Challenges in non-destructive X-ray CT testing of riveted joints in the automotive industry

Abstract

Despite recent advancements, contemporary laboratory-based industrial computed tomography (CT) technology has not yet achieved the status of an efficient and economically viable in situ non-destructive method for examining riveted joints that are commonly used in the automotive industry. 2D X-ray or 3D CT systems can only reliably assess a rivet joint’s condition in rare, and favorable circumstances. Moreover, a comprehensive analysis to identify the obstacles preventing CT from efficiently capturing high-resolution, and contrast-rich scans of riveted joints in general is lacking. This work delves into the challenges and limitations of the technology that prevent operators from reaching the desired precision required for rigorous quality control.

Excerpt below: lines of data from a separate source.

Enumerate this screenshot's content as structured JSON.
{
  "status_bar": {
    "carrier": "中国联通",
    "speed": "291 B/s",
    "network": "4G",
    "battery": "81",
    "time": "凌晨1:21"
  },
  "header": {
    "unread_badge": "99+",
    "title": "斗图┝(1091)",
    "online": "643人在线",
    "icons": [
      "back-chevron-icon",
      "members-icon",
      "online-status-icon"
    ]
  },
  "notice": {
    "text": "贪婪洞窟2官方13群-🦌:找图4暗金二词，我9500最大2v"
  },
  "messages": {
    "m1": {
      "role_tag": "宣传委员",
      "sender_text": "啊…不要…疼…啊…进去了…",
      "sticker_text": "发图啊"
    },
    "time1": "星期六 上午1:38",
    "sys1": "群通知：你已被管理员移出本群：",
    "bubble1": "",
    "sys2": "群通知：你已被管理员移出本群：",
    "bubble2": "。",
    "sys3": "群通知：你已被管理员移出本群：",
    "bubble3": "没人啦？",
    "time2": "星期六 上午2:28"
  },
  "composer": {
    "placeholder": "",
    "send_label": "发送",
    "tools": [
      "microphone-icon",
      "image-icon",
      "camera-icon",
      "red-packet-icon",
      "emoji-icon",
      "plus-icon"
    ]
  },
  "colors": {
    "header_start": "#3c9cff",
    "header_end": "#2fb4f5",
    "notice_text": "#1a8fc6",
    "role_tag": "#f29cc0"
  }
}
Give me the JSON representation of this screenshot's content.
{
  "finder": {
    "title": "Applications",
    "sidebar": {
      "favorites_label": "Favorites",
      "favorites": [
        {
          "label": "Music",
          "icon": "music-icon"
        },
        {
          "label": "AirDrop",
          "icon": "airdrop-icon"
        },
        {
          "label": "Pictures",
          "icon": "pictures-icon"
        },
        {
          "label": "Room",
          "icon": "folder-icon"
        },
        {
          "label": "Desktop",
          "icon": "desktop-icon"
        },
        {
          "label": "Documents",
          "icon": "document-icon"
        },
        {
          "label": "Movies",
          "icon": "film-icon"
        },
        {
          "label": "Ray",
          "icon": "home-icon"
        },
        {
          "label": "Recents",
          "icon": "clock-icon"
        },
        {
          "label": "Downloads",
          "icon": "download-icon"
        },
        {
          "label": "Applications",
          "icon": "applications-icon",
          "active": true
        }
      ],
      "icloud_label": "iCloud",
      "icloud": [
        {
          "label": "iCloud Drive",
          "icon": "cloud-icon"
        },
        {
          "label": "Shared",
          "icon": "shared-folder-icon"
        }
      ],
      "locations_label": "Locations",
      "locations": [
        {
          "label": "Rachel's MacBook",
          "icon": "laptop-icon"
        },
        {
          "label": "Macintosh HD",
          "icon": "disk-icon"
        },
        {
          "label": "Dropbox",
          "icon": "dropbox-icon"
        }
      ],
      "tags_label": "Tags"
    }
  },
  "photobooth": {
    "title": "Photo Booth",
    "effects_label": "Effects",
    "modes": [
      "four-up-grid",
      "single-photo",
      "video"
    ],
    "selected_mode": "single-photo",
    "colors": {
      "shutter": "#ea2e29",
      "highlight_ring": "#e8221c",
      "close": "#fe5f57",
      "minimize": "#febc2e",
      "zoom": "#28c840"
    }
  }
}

The study specifically addresses questions concerning in situ reachability and positioning of the sample structure, radiodensity and beam hardening, the relationship between spot size and power, and economic feasibility—all within the context of analyzing riveted joints in the automotive industry. Additionally, we provide an abstracted overview of the current industrial X-ray tube market, which informs our discussion on these specific aspects. Through a combination of experimental findings, analytical insights, and deductions, we shed light on the persistent difficulties in achieving resolutions comparable to macro-sectioning and microscopy, which are currently considered the gold standard in examining riveted joints. Our investigation further explores the potential of a photon-counting detector paired with a conventional, laboratory-based X-ray source. Furthermore, we investigate the use of a synchrotron beamline as an X-ray source in conjunction with a custom-designed detector optimized for such beam geometries. This detector employs scintillators coupled with optical magnification, functioning similarly to an X-ray microscope. Our findings and data collection conclusively reveal that commercially available CT systems still fail to meet the requirements for efficient testing, underscoring the urgent need for further research and development to enable widespread implementation.